The only thing I had to take it outside to do was distress and seal. But honestly you could do both inside.
I use latex paint for my chalk paint recipe (5 tbs. of Plaster of Paris, 3 tbs. of water, mixed well, then add 2 cups of flat latex paint) and that can used inside.
To do a “wet sand” you would use a sponge with a scrubby on one side…something like this…
After the second coat of chalk paint, before it has thoroughly dried, you would take your sponge, wet it (DAMP NOT DRIPPING!) and start “scrubbing” the areas you want to distress…kind of like dry sand distressing. Keep a bucket of water on hand to rinse the sponge periodically. Doing it like that cuts down on the “dust” created when you dry sand, so you can do it inside.
Then I just seal the entire piece by brushing on a polycrylic (or wax if that is your preference.)
Rather than spend the money on all new hardware, I painted the existing hardware. I use a spray primer and spray paint so that needs to be done outside…but truthfully, you could live with the existing hardware until warmer weather…or just replace it.
But all in all, you COULD do this entire project inside…and it is well worth the time when you consider how much better it looks!
This next piece pretty much had to be done outside on warmer days…I wanted a high gloss lacquer finish on the cabinet and that entails spraying. And I wanted to strip the old finish on the drawer fronts and that definitely has to be done outside.!
I removed and labeled each drawer…that is a MUST because the drawers need to go back into their original position…just mark the underside with a pencil.

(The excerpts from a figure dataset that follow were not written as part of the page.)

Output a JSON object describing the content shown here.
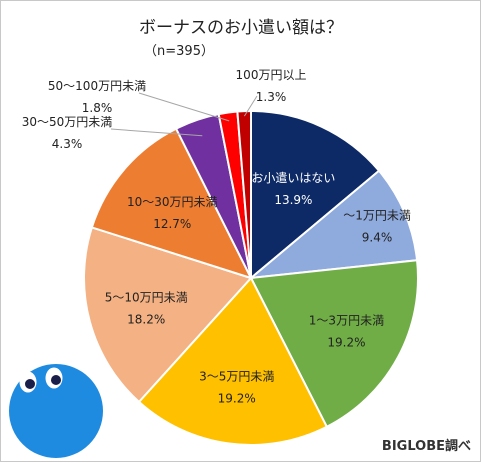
{
  "chart_data": {
    "type": "pie",
    "title": "ボーナスのお小遣い額は？",
    "subtitle": "（n=395）",
    "unit": "%",
    "slices": [
      {
        "label": "お小遣いはない",
        "value": 13.9,
        "value_label": "13.9%",
        "color": "#0d2a66",
        "label_color": "#ffffff"
      },
      {
        "label": "〜1万円未満",
        "value": 9.4,
        "value_label": "9.4%",
        "color": "#8faadc",
        "label_color": "#222222"
      },
      {
        "label": "1〜3万円未満",
        "value": 19.2,
        "value_label": "19.2%",
        "color": "#70ad47",
        "label_color": "#222222"
      },
      {
        "label": "3〜5万円未満",
        "value": 19.2,
        "value_label": "19.2%",
        "color": "#ffc000",
        "label_color": "#222222"
      },
      {
        "label": "5〜10万円未満",
        "value": 18.2,
        "value_label": "18.2%",
        "color": "#f4b183",
        "label_color": "#222222"
      },
      {
        "label": "10〜30万円未満",
        "value": 12.7,
        "value_label": "12.7%",
        "color": "#ed7d31",
        "label_color": "#222222"
      },
      {
        "label": "30〜50万円未満",
        "value": 4.3,
        "value_label": "4.3%",
        "color": "#7030a0",
        "label_color": "#222222"
      },
      {
        "label": "50〜100万円未満",
        "value": 1.8,
        "value_label": "1.8%",
        "color": "#ff0000",
        "label_color": "#222222"
      },
      {
        "label": "100万円以上",
        "value": 1.3,
        "value_label": "1.3%",
        "color": "#c00000",
        "label_color": "#222222"
      }
    ],
    "start_angle": "12 o'clock",
    "direction": "clockwise",
    "legend": "none"
  },
  "credit": "BIGLOBE調べ"
}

I removed the old finish on the drawer fronts using THIS process! I know I refer back to this tutorial a lot, but it is the BEST way to remove old finish or paint…it works and on projects like this, it probably only took me about 30 minutes to remove the old finish on these drawer fronts. Once the old finish was removed, I applied three coats of tung oil finish, rubbing with 0000 steel wool and tack cloth between each coat.
I sprayed the “cabinet” with Kilz, sanded and wiped with tack cloth, and then sprayed 3 LIGHT coats of white lacquer (KTSP).
As you can see from the “before” picture, it did not have legs…but it would have originally and there was even places on the underside to screw in the legs. I ordered new legs HERE and stained them to match the oiled drawer fronts.
Each is completely different and each required a different technique…but both were relatively simple and make a huge impact.
AGAIN, I am sharing how easy it is to do this because AGAIN…
LIFE IS TOO SHORT TO LIVE WITH UGLY FURNITURE!